Somente no primeiro semestre deste ano, 24 crimes de extorsão mediante sequestro ou sequestro e cárcere privado foram registrados em Belo Horizonte. Em Minas, foram contabilizados 146 registros no mesmo período. Mas apesar de o número de quatro sequestros por mês cometidos na capital mineira ser significativo, os dados da Secretaria de Justiça e Segurança Pública (Sejusp)  apontam para uma redução destes crimes no Estado e também em BH. 

No primeiro semestre do ano passado foram registrados 161 sequestros em Minas e 35 na capital mineira, o que significa uma redução de  9% e 31% respectivamente, nos seis primeiros meses de 2019. Já no primeiro semestre de 2017, foram 187 registros no Estado e 39 em BH.

Mas dois casos ocorridos recentemente chamam a atenção. Um deles aconteceu na última terça-feira (6) em Olímpio Noronha, no Sul de Minas, quando um grupo invadiu a casa de um gerente de banco e fez a sua família refém. Segundo a Polícia Militar, parte do grupo ficou com os reféns na casa e a outra parte levou a mulher do gerente para Betim, na Região Metropolitana de Belo Horizonte, onde ela foi mantida em cárcere privado até a noite dessa quarta-feira (7). 

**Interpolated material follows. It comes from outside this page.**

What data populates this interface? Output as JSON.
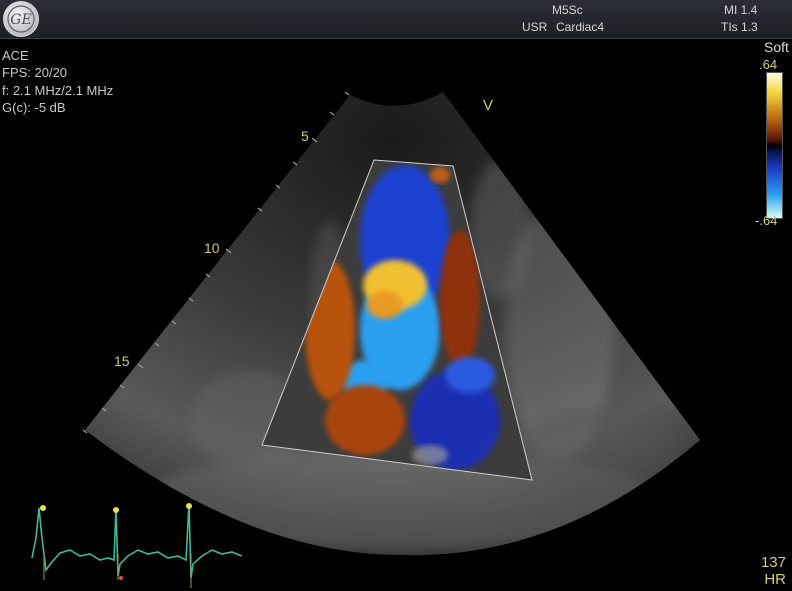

Os suspeitos pediram uma quantia em dinheiro em troca da liberdade da vítima, mas a polícia descobriu o cativeiro a tempo e ela foi libertada no bairro Cruzeiro do Sul, ainda em Betim. Uma mulher de 46 anos, dona da casa no bairro Laranjeiras que serviu como cativeiro, foi presa. 

Sequestro de criança para extorquir R$ 300 mil foi coordenado da prisão 

O outro caso foi registrado em junho, mas só veio à tona nesta quinta-feira (8), quando a Polícia Civil convocou uma coletiva para dar detalhes sobre o caso. 

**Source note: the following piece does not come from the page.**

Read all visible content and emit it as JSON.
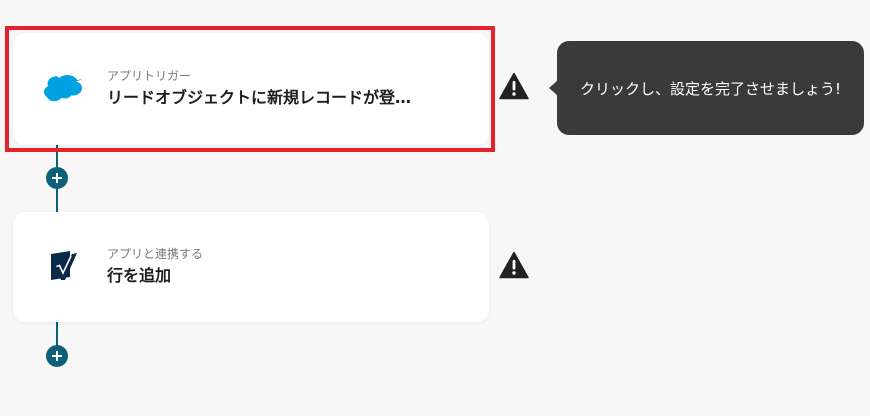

Segundo o subinspetor Éber Alexandre de Oliveira, da Delegacia Especializada Antissequestro, foram identificados seis responsáveis pelo sequestro de uma criança de 7 anos em Florestal, na Região Metropolitana de Belo Horizonte, sendo dois adolescentes de 17 anos, dois homens de 19 e 33 anos e dois detentos de 35 e 32 anos, que cumprem pena na penitenciária Nelson Hungria.  

O sequestro aconteceu por volta de 8h do dia 16 de junho, quando dois dos suspeitos renderam a empregada da casa enquanto ela colocava o lixo para fora. O pai e a mãe da criança foram amarrados e ameaçados e a dupla saiu da casa levando o menino com destino a cidade de Pequi, distante cerca de 40 quilômetros da casa da família. 

Em Pequi, a casa de um dos detentos serviu de cativeiro, onde a criança passou cerca de 20 horas, sendo libertada por volta das 5h do dia seguinte. "Inicialmente, o grupo exigiu a quantia de R$ 300 mil da família, mas depois que entramos no caso e já havíamos identificado parte do grupo, acredito que eles tenham percebido nossa movimentação próximo ao cativeiro e acabaram libertando o menor", explica o subinspetor. 

Ele relata que a família não tem um elevado poder aquisitivo, mas é "bem estruturada", e acredita que as vítimas estavam sendo monitoradas há algum tempo pelos suspeitos. Embora o grupo não tenha conseguido consumar a extorsão, vários pertences de valor foram levados da casa da família na ocasião do sequestro, como joias e uma TV. A criança não foi ferida. 

Os quatro suspeitos foram presos e os outros dois que já estão detidos devem acrescer às suas penas os crimes de extorsão mediante sequestro e formação de quadrilha. Um deles já tem a pena bem robusta, segundo o delegado, tendo sido condenado a cerca de 140 anos de prisão, e o outro é apontado como o responsável por coordenar todo o crime de dentro da prisão por meio de um celular. Ambos estão presos por crimes como roubos, incluindo roubo a banco, e tráfico.